Terry’s answer: yes and no. The civil rights era, especially early on, contributed to “what a lot of people refer to as a politics of respectability”—the philosophy that advocates conformity to mainstream behavior and appearance as a defense against racial prejudice—but the context is larger than that. “I've actually come to think that a lot of it is due to the way our legal system works,” Terry said. For attorneys claiming racial discrimination on behalf of black clients, it’s helpful to be able to rule out other variables—for instance, antisocial behavior—as a factor in the mistreatment. “When you're under that kind of pressure,” Terry said, there's a strong incentive “to putting forth someone that is unimpeachable in the existing terms of respect for the broader society.” He added that one thing the current Black Lives Matter movement has accomplished “is to foreground a critique of the politics of respectability, by saying that it’s both not a reliable safeguard against mistreatment, and it's not a reliable standard by how we should evaluate moral worth and the kind of civic standing that people should have.”
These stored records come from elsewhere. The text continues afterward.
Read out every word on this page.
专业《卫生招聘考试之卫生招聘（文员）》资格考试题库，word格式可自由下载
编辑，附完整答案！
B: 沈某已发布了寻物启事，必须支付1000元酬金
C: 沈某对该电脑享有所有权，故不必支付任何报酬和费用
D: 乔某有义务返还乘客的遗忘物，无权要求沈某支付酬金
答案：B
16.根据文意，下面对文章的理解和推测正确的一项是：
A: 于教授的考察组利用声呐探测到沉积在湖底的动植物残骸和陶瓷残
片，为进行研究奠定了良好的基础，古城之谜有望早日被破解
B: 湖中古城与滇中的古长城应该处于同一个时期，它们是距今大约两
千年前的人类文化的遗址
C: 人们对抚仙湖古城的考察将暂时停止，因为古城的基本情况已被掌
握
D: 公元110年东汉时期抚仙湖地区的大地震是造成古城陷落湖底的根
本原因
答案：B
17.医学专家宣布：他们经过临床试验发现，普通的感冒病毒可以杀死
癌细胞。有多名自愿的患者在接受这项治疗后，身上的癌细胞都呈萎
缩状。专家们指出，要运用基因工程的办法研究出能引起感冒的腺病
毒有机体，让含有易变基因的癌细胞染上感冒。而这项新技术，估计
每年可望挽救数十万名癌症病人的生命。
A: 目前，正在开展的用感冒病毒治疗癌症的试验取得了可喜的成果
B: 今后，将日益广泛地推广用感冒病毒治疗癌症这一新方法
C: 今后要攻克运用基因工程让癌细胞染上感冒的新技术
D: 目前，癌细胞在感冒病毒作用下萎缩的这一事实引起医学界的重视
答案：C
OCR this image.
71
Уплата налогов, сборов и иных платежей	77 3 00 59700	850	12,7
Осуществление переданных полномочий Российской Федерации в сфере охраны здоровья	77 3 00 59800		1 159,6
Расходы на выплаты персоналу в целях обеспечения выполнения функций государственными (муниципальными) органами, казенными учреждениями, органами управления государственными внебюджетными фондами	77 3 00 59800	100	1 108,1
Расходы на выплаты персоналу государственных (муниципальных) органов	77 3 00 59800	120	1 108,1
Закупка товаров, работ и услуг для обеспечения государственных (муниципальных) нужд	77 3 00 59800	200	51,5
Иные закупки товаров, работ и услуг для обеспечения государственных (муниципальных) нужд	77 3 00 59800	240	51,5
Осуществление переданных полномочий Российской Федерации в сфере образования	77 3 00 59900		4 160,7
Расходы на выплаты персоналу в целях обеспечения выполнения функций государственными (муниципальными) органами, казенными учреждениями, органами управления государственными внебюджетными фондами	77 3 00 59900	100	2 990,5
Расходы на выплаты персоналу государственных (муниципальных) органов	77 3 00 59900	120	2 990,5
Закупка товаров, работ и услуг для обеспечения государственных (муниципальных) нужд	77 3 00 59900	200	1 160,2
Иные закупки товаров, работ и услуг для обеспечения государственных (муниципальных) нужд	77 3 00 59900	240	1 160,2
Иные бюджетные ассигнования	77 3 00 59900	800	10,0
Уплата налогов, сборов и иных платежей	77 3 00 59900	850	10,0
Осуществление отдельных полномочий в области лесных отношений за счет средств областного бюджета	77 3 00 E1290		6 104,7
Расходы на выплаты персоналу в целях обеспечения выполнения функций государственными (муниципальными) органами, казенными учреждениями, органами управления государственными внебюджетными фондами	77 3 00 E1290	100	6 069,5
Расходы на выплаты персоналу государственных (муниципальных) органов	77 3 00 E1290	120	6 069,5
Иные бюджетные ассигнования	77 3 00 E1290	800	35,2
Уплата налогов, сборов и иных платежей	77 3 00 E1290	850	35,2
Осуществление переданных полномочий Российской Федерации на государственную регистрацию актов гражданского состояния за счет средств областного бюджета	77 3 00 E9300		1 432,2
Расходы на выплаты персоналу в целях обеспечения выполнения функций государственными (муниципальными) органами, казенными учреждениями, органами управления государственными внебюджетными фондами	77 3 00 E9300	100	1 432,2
Toward the end of the hour, the panel took an audience question about COVID-19’s connection to the protest movement against police brutality. For an answer, Terry returned to Martin Luther King. “I do think that COVID demonstrated for the United States writ large that King's line about us being in a ‘single garment of destiny’ is really true. That it’s the kind of problem that you can’t easily segregate or confine or beat into submission. It requires enormous social cooperation.” Working-class people in front-line jobs, he noted, are “conscripted into providing services for the elite at huge cost to themselves.” The resulting resentment has been recognized in a new way by a broader swath of American society, which spiraled into an “unprecedented” wave of protest. “So I’m hoping,” Terry concluded, “that we can find the right kind of art, literature, music, philosophy, and writing that can keep that idea in the front of our minds, even as we overcome the disease, because it’s the foundation of a new social order, one that would really be worth our assent.”